A LIKE operator is a very important tool in text searches in any SQL database. Unfortunately, with default configuration it triggers a sequential scan of the whole table, and for bigger datasets its performance is quite bad.
For some use cases, when the wildcard (percent sign) is always at the end of a search term, a simple index modifier – varchar_pattern_ops – added to a standard BTree index will be sufficient to speed up LIKE queries. But when the requirement is more complicated, with BTree you are out of luck.
This is where the pg_trgm extension kicks in. With it enabled, you are able to create a GiST or GIN index with respectively gist_trgm_ops or gin_trgm_ops modifier, and query textual columns more efficiently. But which index type is better? Let’s try it out.
I have downloaded and imported the GeoNames full dump. It consists of 12 million rows, so it’s big enough to be a non-trivial dataset. Then I made two separate tables, geoname_gist and geoname_gin, and filled them with data (the code below is for psql, using a \copy command):
CREATE TABLE geoname_gist(geonameid integer primary key, name varchar, asciiname varchar, alternatenames varchar, latitude float, longitude float, featureclass varchar, featurecode varchar, countrycode2 varchar, cc3 varchar, admin1code varchar, admin2code varchar, admin3code varchar, admin4code varchar, population integer, elevation varchar dem varchar, timezone varchar, modified_at date); CREATE TABLE geoname_gin (LIKE geoname_gist); \copy geoname_gist from '/home/me/Downloads/allCountries.txt' \copy geoname_gin from '/home/me/Downloads/allCountries.txt'
After that, I created indexes:
CREATE EXTENSION IF NOT EXISTS pg_trgm; CREATE INDEX ON geoname_gist USING gist(name gist_trgm_ops); CREATE INDEX ON geoname_gin USING gin(name gin_trgm_ops);
The GiST index took 12 minutes 10 seconds to build on a i7 laptop, while the GIN was ready in 2 minutes 50 secs. And what about the disk usage? Let the results speak for themselves:
SELECT pg_size_pretty(pg_relation_size('geoname_gist_name_idx')); pg_size_pretty --------------- 1940 MB (1 row) SELECT pg_size_pretty(pg_relation_size('geoname_gin_name_idx')); pg_size_pretty --------------- 323 MB (1 row)

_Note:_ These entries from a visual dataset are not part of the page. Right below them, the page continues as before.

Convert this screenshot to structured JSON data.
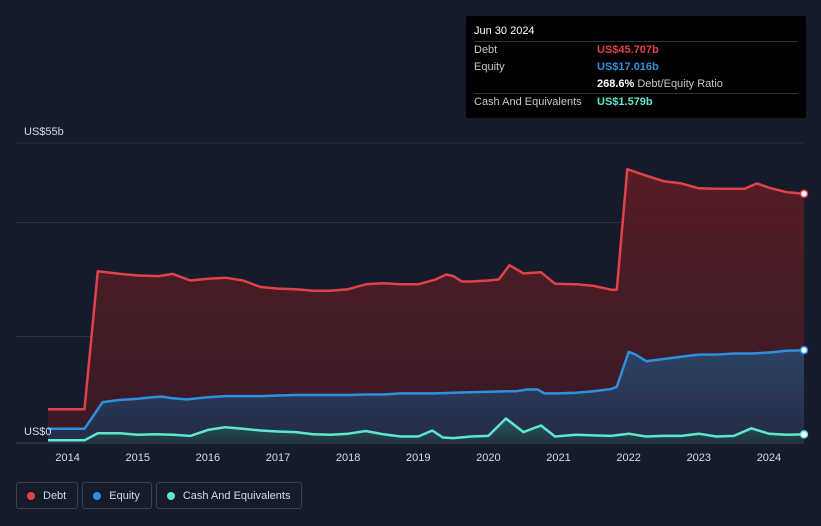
{
  "tooltip": {
    "date": "Jun 30 2024",
    "rows": [
      {
        "label": "Debt",
        "value": "US$45.707b",
        "color": "#e0424a"
      },
      {
        "label": "Equity",
        "value": "US$17.016b",
        "color": "#2e8fe0"
      },
      {
        "label": "",
        "value": "268.6%",
        "sub": "Debt/Equity Ratio",
        "color": "#ffffff"
      },
      {
        "label": "Cash And Equivalents",
        "value": "US$1.579b",
        "color": "#5ee6d0"
      }
    ]
  },
  "legend": [
    {
      "label": "Debt",
      "color": "#e0424a"
    },
    {
      "label": "Equity",
      "color": "#2e8fe0"
    },
    {
      "label": "Cash And Equivalents",
      "color": "#5ee6d0"
    }
  ],
  "chart_data": {
    "type": "area",
    "y_max_label": "US$55b",
    "y_min_label": "US$0",
    "ylim": [
      0,
      55
    ],
    "xlim": [
      2013.72,
      2024.5
    ],
    "x_ticks": [
      "2014",
      "2015",
      "2016",
      "2017",
      "2018",
      "2019",
      "2020",
      "2021",
      "2022",
      "2023",
      "2024"
    ],
    "grid": true,
    "legend_position": "bottom-left",
    "series": [
      {
        "name": "Debt",
        "color": "#e0424a",
        "points": [
          [
            2013.72,
            6.2
          ],
          [
            2014.24,
            6.2
          ],
          [
            2014.43,
            31.5
          ],
          [
            2014.75,
            31.0
          ],
          [
            2015.0,
            30.7
          ],
          [
            2015.3,
            30.6
          ],
          [
            2015.5,
            31.0
          ],
          [
            2015.75,
            29.8
          ],
          [
            2016.0,
            30.1
          ],
          [
            2016.25,
            30.3
          ],
          [
            2016.5,
            29.8
          ],
          [
            2016.75,
            28.6
          ],
          [
            2017.0,
            28.3
          ],
          [
            2017.25,
            28.2
          ],
          [
            2017.5,
            27.9
          ],
          [
            2017.75,
            27.9
          ],
          [
            2018.0,
            28.2
          ],
          [
            2018.25,
            29.1
          ],
          [
            2018.5,
            29.3
          ],
          [
            2018.75,
            29.1
          ],
          [
            2019.0,
            29.1
          ],
          [
            2019.25,
            30.0
          ],
          [
            2019.4,
            30.9
          ],
          [
            2019.5,
            30.6
          ],
          [
            2019.62,
            29.6
          ],
          [
            2019.75,
            29.6
          ],
          [
            2020.0,
            29.8
          ],
          [
            2020.15,
            30.0
          ],
          [
            2020.3,
            32.6
          ],
          [
            2020.5,
            31.1
          ],
          [
            2020.75,
            31.3
          ],
          [
            2020.95,
            29.2
          ],
          [
            2021.25,
            29.1
          ],
          [
            2021.5,
            28.8
          ],
          [
            2021.75,
            28.1
          ],
          [
            2021.83,
            28.1
          ],
          [
            2021.98,
            50.2
          ],
          [
            2022.25,
            49.0
          ],
          [
            2022.5,
            48.0
          ],
          [
            2022.75,
            47.6
          ],
          [
            2023.0,
            46.7
          ],
          [
            2023.25,
            46.6
          ],
          [
            2023.5,
            46.6
          ],
          [
            2023.65,
            46.6
          ],
          [
            2023.83,
            47.6
          ],
          [
            2024.0,
            46.8
          ],
          [
            2024.25,
            46.0
          ],
          [
            2024.5,
            45.707
          ]
        ]
      },
      {
        "name": "Equity",
        "color": "#2e8fe0",
        "points": [
          [
            2013.72,
            2.6
          ],
          [
            2014.24,
            2.6
          ],
          [
            2014.5,
            7.5
          ],
          [
            2014.75,
            7.9
          ],
          [
            2015.0,
            8.1
          ],
          [
            2015.2,
            8.4
          ],
          [
            2015.35,
            8.5
          ],
          [
            2015.5,
            8.2
          ],
          [
            2015.7,
            8.0
          ],
          [
            2016.0,
            8.4
          ],
          [
            2016.25,
            8.6
          ],
          [
            2016.5,
            8.6
          ],
          [
            2016.75,
            8.6
          ],
          [
            2017.0,
            8.7
          ],
          [
            2017.25,
            8.8
          ],
          [
            2017.5,
            8.8
          ],
          [
            2017.75,
            8.8
          ],
          [
            2018.0,
            8.8
          ],
          [
            2018.25,
            8.9
          ],
          [
            2018.5,
            8.9
          ],
          [
            2018.75,
            9.1
          ],
          [
            2019.0,
            9.1
          ],
          [
            2019.25,
            9.1
          ],
          [
            2019.5,
            9.2
          ],
          [
            2019.75,
            9.3
          ],
          [
            2020.0,
            9.4
          ],
          [
            2020.25,
            9.5
          ],
          [
            2020.4,
            9.5
          ],
          [
            2020.55,
            9.8
          ],
          [
            2020.7,
            9.8
          ],
          [
            2020.8,
            9.1
          ],
          [
            2021.0,
            9.1
          ],
          [
            2021.25,
            9.2
          ],
          [
            2021.5,
            9.5
          ],
          [
            2021.75,
            9.9
          ],
          [
            2021.83,
            10.3
          ],
          [
            2022.0,
            16.7
          ],
          [
            2022.1,
            16.2
          ],
          [
            2022.25,
            15.0
          ],
          [
            2022.5,
            15.4
          ],
          [
            2022.75,
            15.8
          ],
          [
            2023.0,
            16.2
          ],
          [
            2023.25,
            16.2
          ],
          [
            2023.5,
            16.4
          ],
          [
            2023.75,
            16.4
          ],
          [
            2024.0,
            16.6
          ],
          [
            2024.25,
            16.9
          ],
          [
            2024.5,
            17.016
          ]
        ]
      },
      {
        "name": "Cash And Equivalents",
        "color": "#5ee6d0",
        "points": [
          [
            2013.72,
            0.5
          ],
          [
            2014.24,
            0.5
          ],
          [
            2014.43,
            1.8
          ],
          [
            2014.75,
            1.8
          ],
          [
            2015.0,
            1.5
          ],
          [
            2015.25,
            1.6
          ],
          [
            2015.5,
            1.5
          ],
          [
            2015.75,
            1.3
          ],
          [
            2016.0,
            2.4
          ],
          [
            2016.25,
            2.9
          ],
          [
            2016.5,
            2.6
          ],
          [
            2016.75,
            2.3
          ],
          [
            2017.0,
            2.1
          ],
          [
            2017.25,
            2.0
          ],
          [
            2017.5,
            1.6
          ],
          [
            2017.75,
            1.5
          ],
          [
            2018.0,
            1.7
          ],
          [
            2018.25,
            2.2
          ],
          [
            2018.5,
            1.6
          ],
          [
            2018.75,
            1.2
          ],
          [
            2019.0,
            1.2
          ],
          [
            2019.2,
            2.3
          ],
          [
            2019.35,
            1.0
          ],
          [
            2019.5,
            0.9
          ],
          [
            2019.75,
            1.2
          ],
          [
            2020.0,
            1.3
          ],
          [
            2020.25,
            4.5
          ],
          [
            2020.5,
            2.0
          ],
          [
            2020.75,
            3.2
          ],
          [
            2020.95,
            1.2
          ],
          [
            2021.25,
            1.5
          ],
          [
            2021.5,
            1.4
          ],
          [
            2021.75,
            1.3
          ],
          [
            2022.0,
            1.7
          ],
          [
            2022.25,
            1.2
          ],
          [
            2022.5,
            1.3
          ],
          [
            2022.75,
            1.3
          ],
          [
            2023.0,
            1.7
          ],
          [
            2023.25,
            1.2
          ],
          [
            2023.5,
            1.3
          ],
          [
            2023.75,
            2.7
          ],
          [
            2024.0,
            1.7
          ],
          [
            2024.25,
            1.5
          ],
          [
            2024.5,
            1.579
          ]
        ]
      }
    ]
  }
}
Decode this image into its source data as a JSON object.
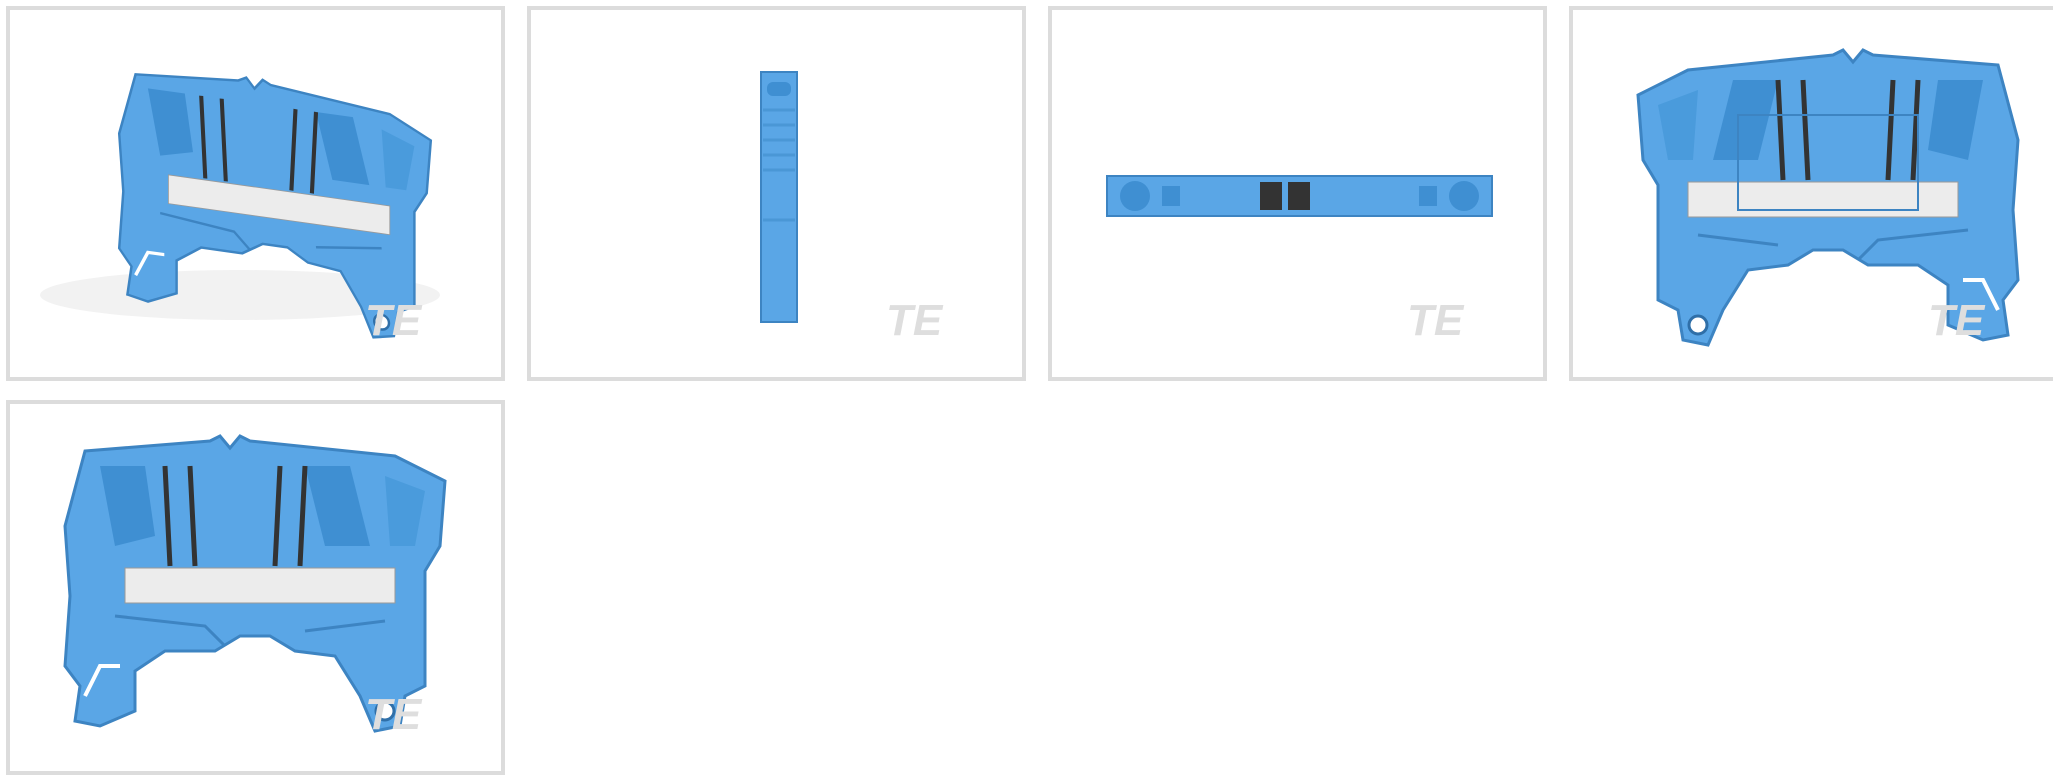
{
  "gallery": {
    "watermark": "TE"
  }
}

And then, I checked the performance of both indexes using some common name suffixes in Central Europe:
EXPLAIN ANALYZE SELECT name FROM geoname_gist WHERE name LIKE '%wice'; EXPLAIN ANALYZE SELECT name FROM geoname_gist WHERE name LIKE '%ovo'; EXPLAIN ANALYZE SELECT name FROM geoname_gist WHERE name LIKE '%burg'; EXPLAIN ANALYZE SELECT name FROM geoname_gin WHERE name LIKE '%wice'; EXPLAIN ANALYZE SELECT name FROM geoname_gin WHERE name LIKE '%ovo'; EXPLAIN ANALYZE SELECT name FROM geoname_gin WHERE name LIKE '%burg';
Same queries, same dataset, very similar execution plans but wildly different results: GiST index usage resulted in 1-3 seconds execution time, while with GIN index it took only 50-100 miliseconds to complete.
Takeaway: always use GIN for trigram indexing, and if your database suffers from poor LIKE performance, check not only the scan type, but also the indexing method.